Grab Holdings exceeded Wall Street expectations for second-quarter revenue, driven by higher consumer spending on its ride-hailing and food delivery services despite global economic uncertainty. The Singapore-based superapp reported revenue of $819 million, beating analysts’ estimates of $811.3 million, according to LSEG data.
The company’s strategy to transform into a comprehensive superapp, combining ride-hailing, food and grocery delivery, and other digital services, continues to attract more users. Subscription plans have helped boost loyalty and shield the platform from broader macroeconomic pressures.
Grab CFO Peter Oey highlighted that affordability remains key to driving user growth, particularly in Southeast Asia, where trade tensions and tariff concerns have weighed on economic sentiment.

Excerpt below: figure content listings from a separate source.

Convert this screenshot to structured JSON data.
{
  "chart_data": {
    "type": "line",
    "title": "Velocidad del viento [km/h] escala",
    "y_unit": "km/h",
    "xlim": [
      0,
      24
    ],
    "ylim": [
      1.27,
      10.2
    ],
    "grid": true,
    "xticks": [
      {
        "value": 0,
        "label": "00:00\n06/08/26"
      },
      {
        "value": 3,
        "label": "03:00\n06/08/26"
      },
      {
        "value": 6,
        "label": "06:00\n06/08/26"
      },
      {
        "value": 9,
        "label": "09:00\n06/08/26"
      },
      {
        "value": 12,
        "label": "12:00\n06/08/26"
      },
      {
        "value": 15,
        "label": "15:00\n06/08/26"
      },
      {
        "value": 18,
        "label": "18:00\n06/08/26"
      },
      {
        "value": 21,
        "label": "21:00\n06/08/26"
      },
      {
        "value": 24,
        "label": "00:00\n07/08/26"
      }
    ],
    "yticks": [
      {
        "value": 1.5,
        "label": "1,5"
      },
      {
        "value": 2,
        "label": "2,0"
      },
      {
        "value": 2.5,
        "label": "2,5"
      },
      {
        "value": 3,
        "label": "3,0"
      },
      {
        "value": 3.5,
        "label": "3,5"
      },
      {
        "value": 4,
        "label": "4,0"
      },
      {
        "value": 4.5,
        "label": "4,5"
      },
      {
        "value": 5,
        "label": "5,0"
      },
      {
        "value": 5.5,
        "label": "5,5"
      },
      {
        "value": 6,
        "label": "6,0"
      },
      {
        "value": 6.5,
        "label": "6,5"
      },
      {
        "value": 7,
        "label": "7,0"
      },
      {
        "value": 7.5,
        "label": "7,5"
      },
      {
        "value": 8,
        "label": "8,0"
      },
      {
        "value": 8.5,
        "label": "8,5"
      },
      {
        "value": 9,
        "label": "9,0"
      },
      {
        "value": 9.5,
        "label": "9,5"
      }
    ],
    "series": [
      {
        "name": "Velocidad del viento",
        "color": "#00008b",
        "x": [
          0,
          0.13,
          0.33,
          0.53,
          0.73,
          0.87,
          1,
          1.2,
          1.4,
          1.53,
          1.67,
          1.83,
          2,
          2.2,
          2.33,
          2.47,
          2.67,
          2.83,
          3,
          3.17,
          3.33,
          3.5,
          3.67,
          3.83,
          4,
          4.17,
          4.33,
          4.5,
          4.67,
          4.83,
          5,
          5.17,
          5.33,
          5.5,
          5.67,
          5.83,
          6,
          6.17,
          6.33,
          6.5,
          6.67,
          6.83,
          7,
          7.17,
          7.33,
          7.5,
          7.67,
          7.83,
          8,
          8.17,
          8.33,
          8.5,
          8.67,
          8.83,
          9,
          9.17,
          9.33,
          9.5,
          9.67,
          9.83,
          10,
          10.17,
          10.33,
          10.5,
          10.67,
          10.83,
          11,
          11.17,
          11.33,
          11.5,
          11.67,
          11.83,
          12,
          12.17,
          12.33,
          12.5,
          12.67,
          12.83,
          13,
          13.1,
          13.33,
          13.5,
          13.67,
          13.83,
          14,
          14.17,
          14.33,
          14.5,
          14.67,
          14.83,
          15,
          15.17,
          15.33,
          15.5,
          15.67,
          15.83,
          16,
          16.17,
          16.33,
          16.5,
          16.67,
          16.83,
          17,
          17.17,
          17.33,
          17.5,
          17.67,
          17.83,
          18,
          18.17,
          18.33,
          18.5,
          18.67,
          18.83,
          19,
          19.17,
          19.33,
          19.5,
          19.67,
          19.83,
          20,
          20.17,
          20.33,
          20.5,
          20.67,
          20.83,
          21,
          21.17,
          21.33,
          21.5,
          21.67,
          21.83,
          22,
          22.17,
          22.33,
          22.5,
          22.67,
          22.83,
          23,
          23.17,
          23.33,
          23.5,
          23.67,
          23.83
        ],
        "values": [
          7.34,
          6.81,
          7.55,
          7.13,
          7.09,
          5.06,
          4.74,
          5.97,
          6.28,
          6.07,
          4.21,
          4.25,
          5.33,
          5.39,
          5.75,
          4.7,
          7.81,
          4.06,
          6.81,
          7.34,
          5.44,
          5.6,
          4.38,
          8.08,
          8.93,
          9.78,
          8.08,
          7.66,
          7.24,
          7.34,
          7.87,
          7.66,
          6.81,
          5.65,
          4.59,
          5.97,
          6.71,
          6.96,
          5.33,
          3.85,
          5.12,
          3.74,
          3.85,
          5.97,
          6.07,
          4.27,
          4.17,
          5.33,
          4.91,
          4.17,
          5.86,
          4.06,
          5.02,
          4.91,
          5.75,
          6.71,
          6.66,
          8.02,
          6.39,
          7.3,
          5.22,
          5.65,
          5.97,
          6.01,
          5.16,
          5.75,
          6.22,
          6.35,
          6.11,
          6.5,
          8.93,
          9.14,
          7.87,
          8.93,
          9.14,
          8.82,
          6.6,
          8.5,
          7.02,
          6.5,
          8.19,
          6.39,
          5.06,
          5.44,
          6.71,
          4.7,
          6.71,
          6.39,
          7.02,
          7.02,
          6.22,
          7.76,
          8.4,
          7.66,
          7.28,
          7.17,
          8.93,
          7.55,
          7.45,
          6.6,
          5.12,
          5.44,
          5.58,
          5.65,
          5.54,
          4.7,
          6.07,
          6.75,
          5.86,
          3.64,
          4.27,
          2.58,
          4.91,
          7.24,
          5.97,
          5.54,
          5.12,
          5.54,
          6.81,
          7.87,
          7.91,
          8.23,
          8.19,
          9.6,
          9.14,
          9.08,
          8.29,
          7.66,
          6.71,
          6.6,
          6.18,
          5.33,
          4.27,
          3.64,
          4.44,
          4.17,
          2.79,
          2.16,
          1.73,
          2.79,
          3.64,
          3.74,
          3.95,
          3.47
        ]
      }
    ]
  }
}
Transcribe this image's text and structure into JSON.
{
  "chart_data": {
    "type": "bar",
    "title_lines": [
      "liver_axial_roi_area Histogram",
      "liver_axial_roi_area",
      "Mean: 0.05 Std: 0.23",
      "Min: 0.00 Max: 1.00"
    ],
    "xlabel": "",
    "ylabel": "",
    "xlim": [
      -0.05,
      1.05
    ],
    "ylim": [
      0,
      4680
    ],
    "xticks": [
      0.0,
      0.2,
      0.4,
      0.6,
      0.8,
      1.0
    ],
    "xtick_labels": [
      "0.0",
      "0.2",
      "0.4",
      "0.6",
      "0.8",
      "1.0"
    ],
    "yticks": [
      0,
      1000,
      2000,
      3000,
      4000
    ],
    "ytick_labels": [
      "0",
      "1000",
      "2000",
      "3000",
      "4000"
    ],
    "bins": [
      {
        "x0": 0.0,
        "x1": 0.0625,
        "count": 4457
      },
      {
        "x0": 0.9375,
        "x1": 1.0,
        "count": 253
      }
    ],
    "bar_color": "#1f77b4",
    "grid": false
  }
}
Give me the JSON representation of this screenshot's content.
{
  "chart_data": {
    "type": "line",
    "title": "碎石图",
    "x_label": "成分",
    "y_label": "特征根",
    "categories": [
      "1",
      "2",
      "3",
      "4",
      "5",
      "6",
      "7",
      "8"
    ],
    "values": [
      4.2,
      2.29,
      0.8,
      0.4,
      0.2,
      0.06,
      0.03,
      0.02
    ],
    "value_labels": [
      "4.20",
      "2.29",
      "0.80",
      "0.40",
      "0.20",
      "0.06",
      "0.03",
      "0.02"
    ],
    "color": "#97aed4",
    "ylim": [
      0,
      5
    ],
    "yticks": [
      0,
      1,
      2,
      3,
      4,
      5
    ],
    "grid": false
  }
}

Despite these challenges, Singapore’s economy expanded 4.3% in the second quarter, avoiding a technical recession.
Indonesia emerged as a major growth driver, with Grab identifying it as a profitable and underpenetrated market. The company plans to increase investment to capture more market share in the region’s largest economy.
Grab posted a $20 million profit for the quarter, a sharp turnaround from a $68 million loss a year earlier. This marks a milestone as the company focuses on profitability while expanding services.
Industry consolidation continues in Southeast Asia’s online services sector, with larger players acquiring smaller competitors to strengthen offerings. While speculation has circulated about potential deals, including Grab’s rumored interest in Indonesian rival GoTo, Oey clarified that no such discussions are underway.
Grab’s strong quarterly performance signals resilience amid economic headwinds and positions it for further growth across key Southeast Asian markets.